C’était avant hier N°101 : 2 rue Claude Bernard

 

Entre FOL et bonnes moeurs

La rue Claude Bernard est l’une des plus courtes de Dijon. Elle fait tout juste 62 mètres. Elle relie la Place Saint-Bernard à la rue Devosges et son tracé date du XIXe siècle, au moment du vaste chantier qui, à l’époque, a concerné tout le secteur.

Son concepteur ? Une personnalité alors très en vue, l’architecte Adrien-Léon Lacordaire, de surcroit frère du célèbre prédicateur. L’homme avait du talent et il insère dans un espace infiniment harmonieux les places Dupuis et Saint-Bernard. Les services d’horticulture de la ville ont aménagé cette dernière de manière romantique avec des parterres qui évoluent au fil des saisons. La nuit, l’éclairage de la sculpture au centre de la place ainsi que celui des différents immeubles en demi-cercle confèrent à ce quartier de Dijon un charme fou !
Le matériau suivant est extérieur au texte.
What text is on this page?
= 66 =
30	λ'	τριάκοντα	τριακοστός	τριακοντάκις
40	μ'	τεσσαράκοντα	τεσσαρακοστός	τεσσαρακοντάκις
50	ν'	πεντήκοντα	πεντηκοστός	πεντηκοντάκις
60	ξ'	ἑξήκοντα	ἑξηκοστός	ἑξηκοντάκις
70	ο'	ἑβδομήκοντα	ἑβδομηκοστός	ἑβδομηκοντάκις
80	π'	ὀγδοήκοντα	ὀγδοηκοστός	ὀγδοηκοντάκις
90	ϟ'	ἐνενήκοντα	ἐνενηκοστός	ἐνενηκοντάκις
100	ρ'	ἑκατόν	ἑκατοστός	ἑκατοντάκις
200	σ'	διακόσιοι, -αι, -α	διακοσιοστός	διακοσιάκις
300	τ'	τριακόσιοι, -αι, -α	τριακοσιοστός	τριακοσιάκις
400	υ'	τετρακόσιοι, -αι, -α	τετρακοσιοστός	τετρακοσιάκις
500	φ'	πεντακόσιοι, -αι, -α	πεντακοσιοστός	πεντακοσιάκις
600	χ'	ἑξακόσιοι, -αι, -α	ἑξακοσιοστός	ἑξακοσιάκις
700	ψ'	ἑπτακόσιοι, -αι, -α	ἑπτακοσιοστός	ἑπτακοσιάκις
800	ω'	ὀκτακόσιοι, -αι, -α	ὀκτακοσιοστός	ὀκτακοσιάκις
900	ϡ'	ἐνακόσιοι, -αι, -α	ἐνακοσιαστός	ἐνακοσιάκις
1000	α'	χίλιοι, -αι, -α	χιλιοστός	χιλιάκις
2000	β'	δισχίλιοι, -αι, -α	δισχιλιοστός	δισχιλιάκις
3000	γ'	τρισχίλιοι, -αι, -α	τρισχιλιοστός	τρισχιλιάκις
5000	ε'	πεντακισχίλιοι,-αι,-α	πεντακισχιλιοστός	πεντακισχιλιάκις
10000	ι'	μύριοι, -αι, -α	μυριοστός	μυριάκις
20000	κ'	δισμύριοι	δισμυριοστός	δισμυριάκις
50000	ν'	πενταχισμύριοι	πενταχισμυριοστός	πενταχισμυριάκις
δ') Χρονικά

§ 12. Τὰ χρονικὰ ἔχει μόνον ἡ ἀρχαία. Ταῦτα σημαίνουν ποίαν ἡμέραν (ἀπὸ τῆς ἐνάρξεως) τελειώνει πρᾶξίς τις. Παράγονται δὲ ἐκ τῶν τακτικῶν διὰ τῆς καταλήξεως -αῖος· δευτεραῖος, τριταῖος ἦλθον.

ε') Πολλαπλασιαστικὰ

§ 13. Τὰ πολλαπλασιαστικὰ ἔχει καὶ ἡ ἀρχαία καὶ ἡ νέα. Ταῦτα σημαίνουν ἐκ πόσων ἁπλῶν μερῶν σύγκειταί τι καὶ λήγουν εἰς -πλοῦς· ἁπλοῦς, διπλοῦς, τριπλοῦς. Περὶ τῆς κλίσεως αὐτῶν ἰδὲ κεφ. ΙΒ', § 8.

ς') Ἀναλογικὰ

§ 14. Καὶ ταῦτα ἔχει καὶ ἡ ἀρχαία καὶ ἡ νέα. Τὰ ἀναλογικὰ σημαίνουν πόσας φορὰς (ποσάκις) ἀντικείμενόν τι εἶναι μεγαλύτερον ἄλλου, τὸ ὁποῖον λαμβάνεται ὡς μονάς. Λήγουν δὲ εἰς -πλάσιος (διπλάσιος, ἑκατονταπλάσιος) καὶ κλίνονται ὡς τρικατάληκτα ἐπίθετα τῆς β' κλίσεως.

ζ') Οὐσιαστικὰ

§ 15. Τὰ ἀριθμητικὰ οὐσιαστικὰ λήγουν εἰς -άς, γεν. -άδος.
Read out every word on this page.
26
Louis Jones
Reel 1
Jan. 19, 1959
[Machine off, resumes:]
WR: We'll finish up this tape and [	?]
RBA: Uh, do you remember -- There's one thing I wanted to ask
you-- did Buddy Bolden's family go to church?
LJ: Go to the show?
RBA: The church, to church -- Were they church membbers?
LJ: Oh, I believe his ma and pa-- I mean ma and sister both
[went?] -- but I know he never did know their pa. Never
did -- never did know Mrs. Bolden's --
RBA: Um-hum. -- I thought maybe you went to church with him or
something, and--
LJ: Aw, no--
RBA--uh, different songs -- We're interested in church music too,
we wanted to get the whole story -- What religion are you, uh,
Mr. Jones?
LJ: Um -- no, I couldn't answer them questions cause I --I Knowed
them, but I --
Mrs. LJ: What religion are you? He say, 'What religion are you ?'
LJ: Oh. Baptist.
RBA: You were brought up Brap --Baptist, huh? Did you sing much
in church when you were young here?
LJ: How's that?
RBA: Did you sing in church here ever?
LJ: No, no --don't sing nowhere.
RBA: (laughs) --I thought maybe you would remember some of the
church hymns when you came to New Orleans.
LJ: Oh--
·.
Revenons à Adrien-Léon Lacordaire qui rencontra bien des difficultés à réunir les fonds pour entreprendre les travaux de la rue Claude Bernard. Avec l’aide du ciel et des bonnes œuvres de l’époque, il parvint à construire des immeubles de services. Immeubles devenus aujourd’hui des habitations ou des sièges d’activités tertiaires. Mais, au XIXe, c’est le foyer de la Protection de la Jeune-Fille qui y trouvera asile au n° 2. L’association tiendra même une permanence en gare de Dijon,  destinée particulièrement aux jeunes filles de la campagne venues trouver du travail en ville.  Morale d’une époque marquée par un catholicisme bourgeois pudibond oblige ! Il s’agissait d’apporter un soutien à ces jeunes âmes qui auraient pu s’égarer, par ignorance des mœurs de la cité, dans un océan de perdition !

Rendons à Dieu ce qui appartient à Dieu, la Protection de la Jeune-Fille s’était constituée en agence de placement, dont le but était d’offrir des emplois de domestiques dans des maisons de bonnes mœurs garanties.  Bien évidemment, tout cet arsenal vertueux n’empêchait pas les dégâts collatéraux résultant d’amours ancillaires… L’affaire de placement des filles de la campagne rencontra un tel succès qu’une annexe fut construite boulevard de la Trémouille.

Altera tempora, alterae mores : les locaux du n° 2 rue Claude Bernard devinrent par la suite le siège de la FOL (Fédération des Œuvres Laïques) au XXe siècle qui, elle, proposera enseignement et loisirs au jeune public, sans distinction de sexe. L’une des belles réussites culturelles de la FOL est liée à un stock de films-documentaires tournés en super 9 ou même en 16, qui firent le bonheur de tous les animateurs de ciné clubs de la région. Et ce, à des prix de location fort raisonnables… Parmi les films les plus loués à la FOL, citons le Napoléon d’Abel Gance. D’une manière ou d’une autre, on peut dire que la rue Claude Bernard a tenu et tient toujours le haut de l’affiche.